Forme autologue : cela se fait en plusieurs étapes et le processus est assez compliqué (risque de toucher le cœur)

Il existe différentes présentations : des cellules souches mises en culture à partie du cordon ombilical et qui se conservent au congélateur (Ombistem : allogenic umbilical cord-derived), des cellules souches d’une seule jument (Arti-Cell Forte est le seul commercialisé mais la concentration de cellules souches est faible (2 millions au lieu de 10 millions)).

Il manque des preuves d’efficacité pour les thérapies régénératives mais ce sont les moins nocifs et elles ne sont pas détectables au dopage.

Il y’a aussi tout un flux de nouveaux produits surtout aux Etats-Unis :

  • Alpha2EQ : utilisation en croissance mais il y’a un conflit d’intérêt

Les macroglobulines sont censées capter les protéases (enzymes délétères) et les éliminer de l’articulation par la circulation.

Il n’y a pas d’arguments scientifiques en faveur.

  • InGeneron
  • Pulpcyte

 

Deuxième partie : cas cliniques

Cas 1 : Acla 

Gêne au pas et boiterie visible au trot

A la radio, on observe un amincissement et du remaniement osseux au niveau de l’interphalangienne distale.

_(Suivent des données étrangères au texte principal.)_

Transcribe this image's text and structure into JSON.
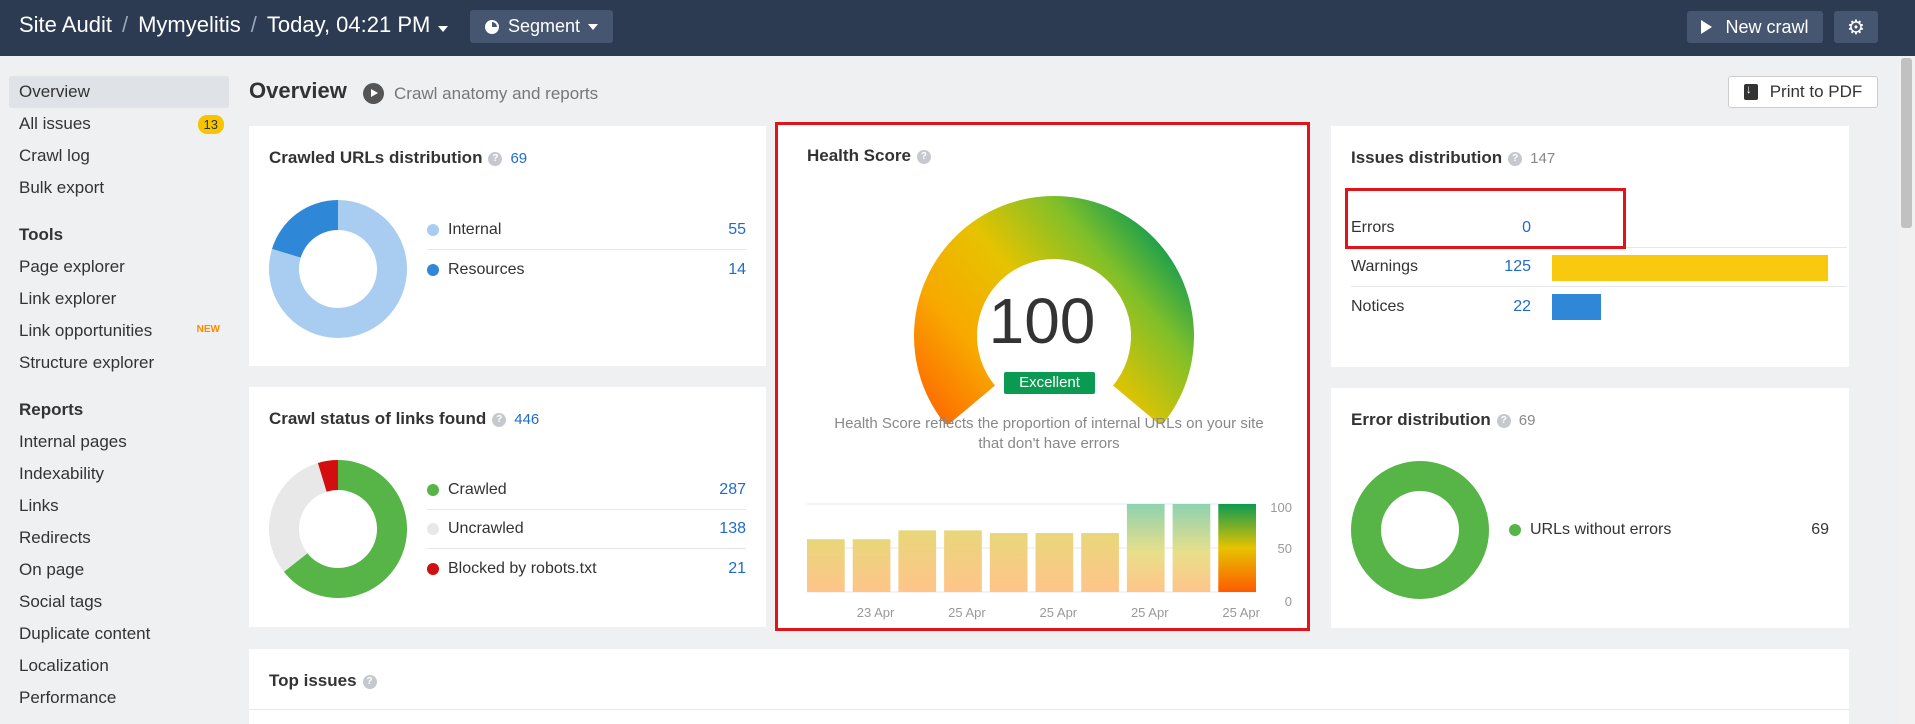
{
  "topbar": {
    "site_audit": "Site Audit",
    "project": "Mymyelitis",
    "crawl_date": "Today, 04:21 PM",
    "segment_label": "Segment",
    "new_crawl_label": "New crawl",
    "gear_icon": "gear-icon"
  },
  "sidebar": {
    "items": [
      {
        "label": "Overview",
        "active": true
      },
      {
        "label": "All issues",
        "badge": "13"
      },
      {
        "label": "Crawl log"
      },
      {
        "label": "Bulk export"
      }
    ],
    "tools_heading": "Tools",
    "tools": [
      {
        "label": "Page explorer"
      },
      {
        "label": "Link explorer"
      },
      {
        "label": "Link opportunities",
        "tag": "NEW"
      },
      {
        "label": "Structure explorer"
      }
    ],
    "reports_heading": "Reports",
    "reports": [
      {
        "label": "Internal pages"
      },
      {
        "label": "Indexability"
      },
      {
        "label": "Links"
      },
      {
        "label": "Redirects"
      },
      {
        "label": "On page"
      },
      {
        "label": "Social tags"
      },
      {
        "label": "Duplicate content"
      },
      {
        "label": "Localization"
      },
      {
        "label": "Performance"
      }
    ]
  },
  "header": {
    "title": "Overview",
    "subtitle": "Crawl anatomy and reports",
    "print_label": "Print to PDF"
  },
  "crawled_urls": {
    "title": "Crawled URLs distribution",
    "total": "69",
    "rows": [
      {
        "label": "Internal",
        "value": "55",
        "color": "#a9cdf0"
      },
      {
        "label": "Resources",
        "value": "14",
        "color": "#2f87d8"
      }
    ]
  },
  "crawl_status": {
    "title": "Crawl status of links found",
    "total": "446",
    "rows": [
      {
        "label": "Crawled",
        "value": "287",
        "color": "#57b446"
      },
      {
        "label": "Uncrawled",
        "value": "138",
        "color": "#e8e8e8"
      },
      {
        "label": "Blocked by robots.txt",
        "value": "21",
        "color": "#d30e0e"
      }
    ]
  },
  "health_score": {
    "title": "Health Score",
    "score": "100",
    "rating": "Excellent",
    "description": "Health Score reflects the proportion of internal URLs on your site that don't have errors"
  },
  "chart_data": {
    "type": "bar",
    "categories": [
      "",
      "23 Apr",
      "",
      "25 Apr",
      "",
      "25 Apr",
      "",
      "25 Apr",
      "",
      "25 Apr"
    ],
    "x_tick_labels": [
      "23 Apr",
      "25 Apr",
      "25 Apr",
      "25 Apr",
      "25 Apr"
    ],
    "values": [
      60,
      60,
      70,
      70,
      67,
      67,
      67,
      100,
      100,
      100
    ],
    "y_ticks": [
      "100",
      "50",
      "0"
    ],
    "ylim": [
      0,
      100
    ]
  },
  "issues_distribution": {
    "title": "Issues distribution",
    "total": "147",
    "max": 125,
    "rows": [
      {
        "label": "Errors",
        "value": 0,
        "color": "#d30e0e"
      },
      {
        "label": "Warnings",
        "value": 125,
        "color": "#f9c910"
      },
      {
        "label": "Notices",
        "value": 22,
        "color": "#2f87d8"
      }
    ]
  },
  "error_distribution": {
    "title": "Error distribution",
    "total": "69",
    "rows": [
      {
        "label": "URLs without errors",
        "value": "69",
        "color": "#57b446"
      }
    ]
  },
  "top_issues": {
    "title": "Top issues"
  }
}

Une injection de 15mg de triamcinolone est réalisée. Il est conseillé au propriétaire de donner des AINS PO à faible dose en cas de récidive. On ne renouvelle pas l’injection avant 6 mois.

D’autres conseils sont donnés pour gérer l’environnement et le quotidien du cheval :

  • Eviter l’immobilité en box
  • Travail régulier mais léger (ne pas perdre la musculature et assouplir le cheval – éviter le surpoids)
  • Sur terrain souple, régulier (Une sollicitation irrégulière aggrave le processus)
  • Échauffement au pas important
  • Éviter les virages serrés
  • Parage : équilibre latéro-médial et dorso-palmaire (surtout pour IP distale) de manière régulière car le cheval peut être à nouveau gêné en fin de parage
  • Ferrure : fer léger (alu) type full rolling qui facilite le déroulement du pied pour limiter la compression asymétrique (si le fer est trop lourd, il augmente la flexion)

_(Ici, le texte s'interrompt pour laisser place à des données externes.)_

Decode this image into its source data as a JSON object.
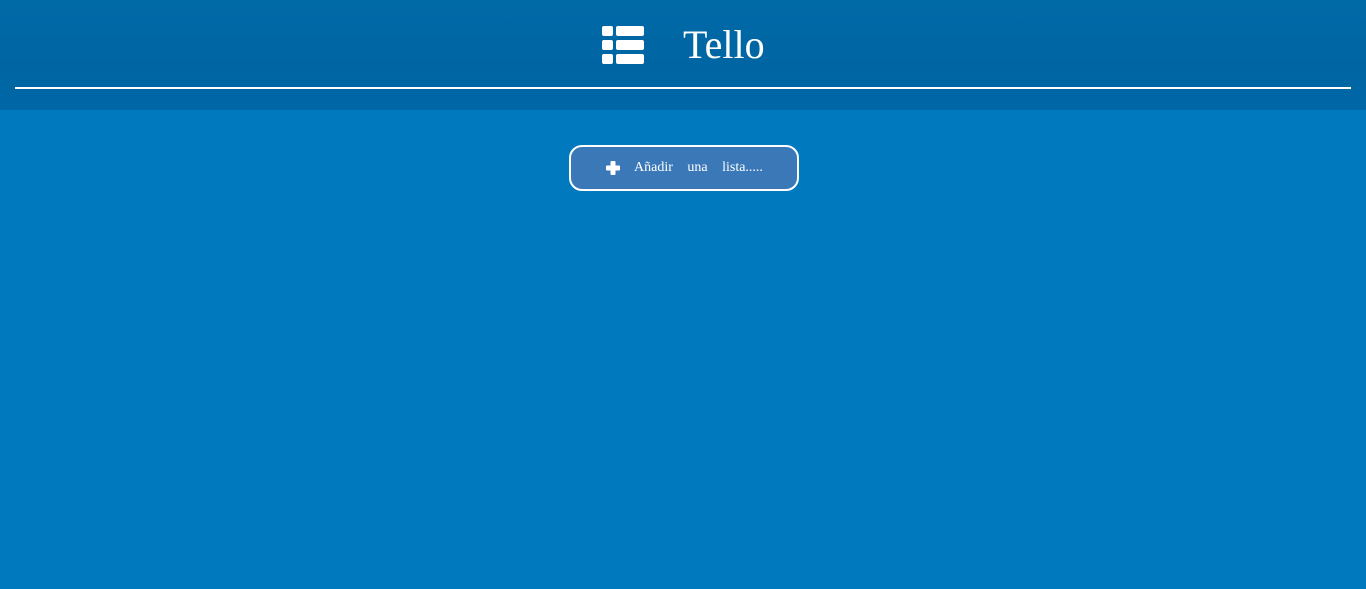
{
  "header": {
    "logo_icon": "list-icon",
    "title": "Tello"
  },
  "main": {
    "add_list": {
      "icon": "plus-icon",
      "label": "Añadir una lista....."
    }
  },
  "colors": {
    "background": "#0079bf",
    "header_background": "#0067a5",
    "button_background": "#3b78b8",
    "text": "#ffffff"
  }
}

Autre possibilité (articulation « low-motion ») : on peut réaliser une arthrodèse pour immobiliser l’articulation dans la région IP distale ou sur le tarse ou carpo-métacarpienne. On peut bloquer l’articulation avec une plaque et deux vis ou en injectant mais ce dernier choix est moins sûr que la chirurgie. On observe de meilleurs résultats sur les membres postérieurs même à bon niveau sportif avec l’arthrodèse. Pour les chevaux de loisirs, on a des bons résultats sur les antérieurs et les postérieurs.

 

Cas 2 : Ginger

CSO cycle classique

Boiterie AG insidieuse (grade 1/5 : au trot sur terrain dur en ligne droite et cercle G)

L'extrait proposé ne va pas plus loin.